Fossimo a Fantasylandia , popolare serie televisiva degli anni ’80, Leonardo sarebbe uno dei padroni di casa. Da calciatore prima e da allenatore oggi, la creatività è la dote che più ne sintetizza il carattere e la personalità. Che numeri quando vestiva la maglia del Milan, ahinoi, anche in occasione dei derby. Un campione con la ‘c’ maiuscola, un sinistro degno dei più grandi. Tecnica brasiliana adattata al pragmatismo europeo, in altre parole. Ma la gioia di giocare e far divertire la gente è sempre stata una sua prerogativa, come dei suoi connazionali. Il calcio è un divertimento, è entusiasmo, è spettacolo: come sui rettangoli di gioco, anche in panchina Leo persevera in questo concetto irrinunciabile. E nessuno gli chieda di cambiare, di essere più concreto, di badare al sodo o di chiudersi in difesa. Sarebbe come tradire sé stesso e una carriera ricca di soddisfazioni e riconoscimenti al campione e all’uomo. Un uomo che ha dato tanto al Milan, e che nel derby è stato calpestato ignobilmente solo per una scelta professionale poco gradita ai tifosi rossoneri. A volte 13 anni si dimenticano troppo facilmente e nel modo più ‘cattivo’.
Ma fa parte del gioco e nella vita e Leo ha dimostrato, accettando questa ritorsione mediatica, di essere superiore a certe bassezze. Non ha però dimostrato di essere sempre in sintonia con il calcio italiano. Mi riferisco solo a una banale, ma poi non tanto, questione tattica, quella che gli ha fatto perdere il derby senza mezzi termini. La scelta di proporre il suo 4-2-fantasia, che poi numeri alla mano è un classico 4-2-3-1 più offensivo di quello di Mourinho, contro un avversario che dichiaratamente avrebbe agito in contropiede sfruttando gli spazzi concessi, non è stata una gran genialata. Certo, la voglia di schiacciare il Milan in difesa e colpirlo con le proprie frecce d’attacco era matta, l’intenzione di Leo era attaccare e mettere in difficoltà un avversario che non arrivava al derby al massimo della condizione psico-fisica. Ma un po’ di prudenza, forse, sarebbe stata gradita, almeno inizialmente. C’era poco di fantasioso infatti nel gioco nerazzurro, con le fasce ben arginate dai difensori e centrocampisti di casa e poca fluidità di manovra. Molto creativa invece l’impostazione difensiva, nel senso che avrebbe potuto ‘inventarsi’ qualcosa in ogni momento della partita. E in difesa, si sa, serve sicurezza, non creatività. Iniziare con un centrocampista in più, a mio modestissimo avviso, avrebbe permesso a Leonardo di leggere meglio la partita e decidere se cambiare in corsa. Di sicuro non avrebbe regalato il centrocampo al Milan, che ne ha fatto ciò che voleva.

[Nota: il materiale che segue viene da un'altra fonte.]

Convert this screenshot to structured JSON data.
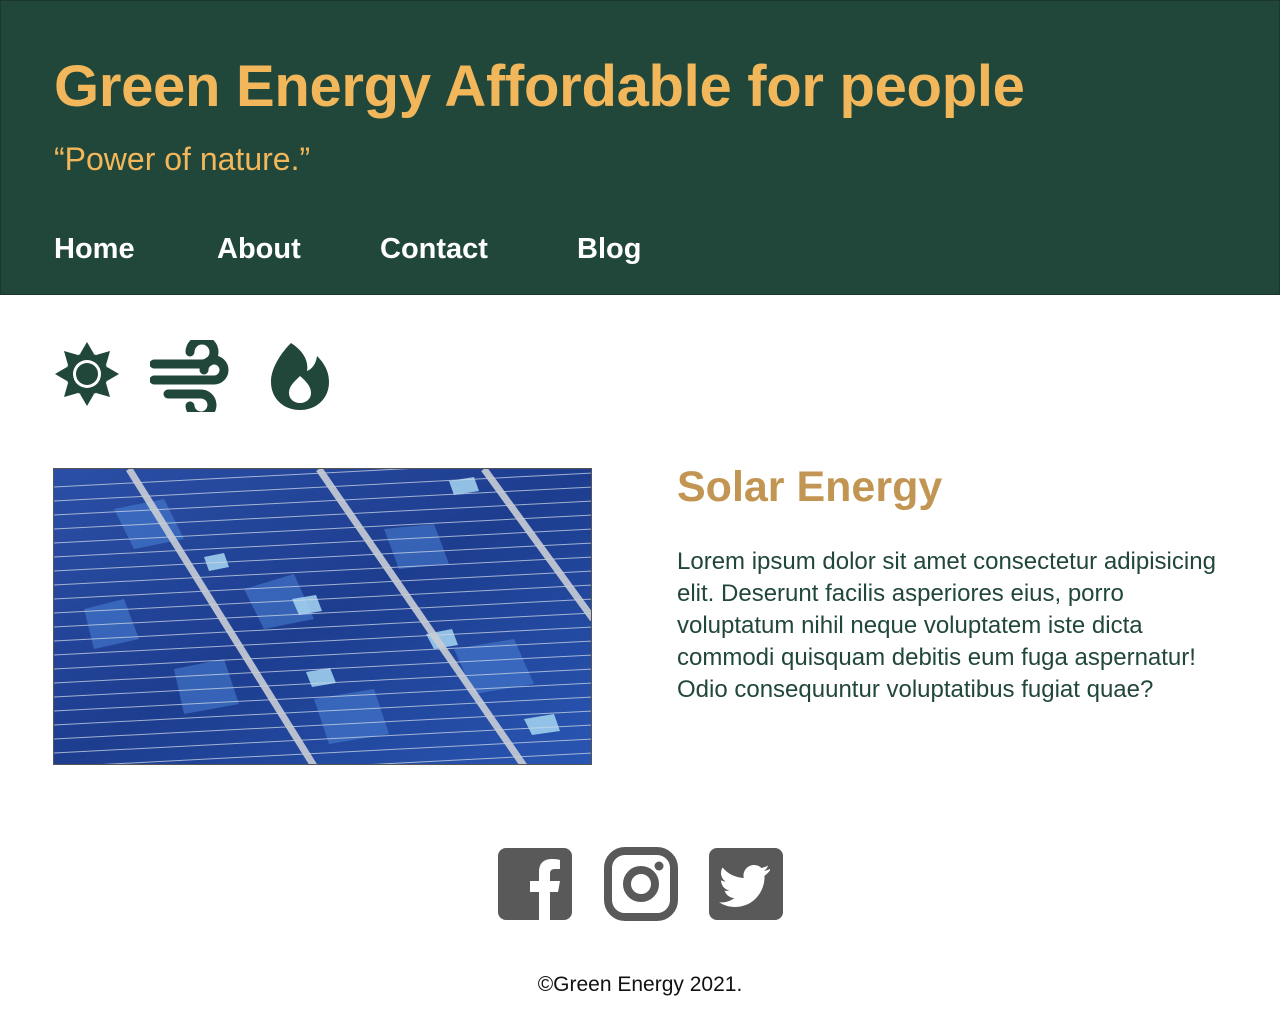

Poi, rinunciare a Stankovic in un derby è oltre modo un azzardo, considerata l’esperienza e il carattere che il serbo sfodera in certe occasioni. Volendo fare un parallelo, il Milan ha vinto questo derby proprio come l’Inter di Mourinho ha vinto quello dello scorso gennaio: i rossoneri venivano da un buon momento di forma e miravano l’aggancio ai cugini (senza Eto’o), bravissimi però a sfruttare i limiti dell’avversario e un’impostazione tattica troppo offensiva. Guarda caso, sulla panchina del Milan c’era proprio Leonardo, che anche in nerazzurro ha commesso lo stesso errore. Peccato, soprattutto perché credo potesse e dovesse andare diversamente. Una rincorsa come quella in atto non meritava di essere frenata bruscamente così. Fosse stato un film o un romanzo, il derby sarebbe stato l’apice della Leomuntada, con annesso sorpasso fino alla vittoria di un meritato scudetto.
La realtà, però, oggi è diversa e non ci resta che leccarci le ferite. Magari un giorno Leo imparerà anche la gestione tattica di certe sfide. Gioia, allegria e ottimismo servono, ma non bastano da sole a vincere titoli. Mourinho lo insegna, oltre alla personalità serve una sagacia tattica di primo livello e il passato ce lo insegna. Mancano sette partite, sono poche ma neanche troppo. Bisogna recuperare 6 punti alla capolista, impresa difficilissima ma non impossibile. E questo gruppo ha dimostrato di sapersi rialzare in fretta dopo un capitombolo.L'importante è non concedere troppo alla fantasia: a volte, soprattutto per il tifoso, è più spettacolare la concretezza.